Naiquen elevó los ojos y los fijó en los oscuros de él advirtiendo sus dudas.
—Mi hermano… tenía un hermano menor —aclaró— acaba de morir en un accidente.
—Lo siento.
—No hace falta, yo no lo siento.
—¿Cómo puede decir eso? —se exaltó la mujer y enseguida se arrepintió de haber elevado el tono—. Disculpe.

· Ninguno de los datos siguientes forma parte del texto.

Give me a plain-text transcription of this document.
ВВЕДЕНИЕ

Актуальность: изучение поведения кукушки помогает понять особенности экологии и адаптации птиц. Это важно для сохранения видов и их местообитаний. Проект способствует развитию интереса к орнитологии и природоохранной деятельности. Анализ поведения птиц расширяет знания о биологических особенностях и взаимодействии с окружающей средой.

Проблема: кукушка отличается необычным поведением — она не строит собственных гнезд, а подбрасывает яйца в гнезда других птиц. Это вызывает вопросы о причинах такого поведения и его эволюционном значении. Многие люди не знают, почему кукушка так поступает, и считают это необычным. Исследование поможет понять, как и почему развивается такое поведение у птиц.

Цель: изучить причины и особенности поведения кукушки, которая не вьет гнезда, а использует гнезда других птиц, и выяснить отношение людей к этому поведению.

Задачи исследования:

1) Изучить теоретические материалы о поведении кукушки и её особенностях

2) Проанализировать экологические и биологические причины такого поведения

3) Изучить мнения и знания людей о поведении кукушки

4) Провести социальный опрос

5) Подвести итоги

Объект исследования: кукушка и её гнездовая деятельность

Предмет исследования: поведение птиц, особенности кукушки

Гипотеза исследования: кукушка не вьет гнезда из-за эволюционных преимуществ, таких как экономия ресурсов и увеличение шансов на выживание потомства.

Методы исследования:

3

—Está bien, es la reacción normal en una persona normal —sonrió con sorna—, pero yo no lo soy.
—Sí lo es, deje de tenerse lástima —se sorprendió a sí misma por tal atrevimiento. Él, lejos de molestarse, volvió a sonreír.
—Me gusta cuando te pones así.
—¿Así cómo?
—Auténtica. Por eso me gusta hablar contigo, aunque hablemos poco; en un punto somos parecidos.
Ella juntó las cejas en señal de desconcierto.
—Somos sobrevivientes.
Naiquen sonrió apenas. Estaba de acuerdo. En los últimos tiempos le habían pasado cosas horrendas y pese a todo seguía en pie, peleando cada día contra la adversidad, por sus hijos. Enfrentándose al diario vivir en un país extraño donde hasta el idioma le costaba.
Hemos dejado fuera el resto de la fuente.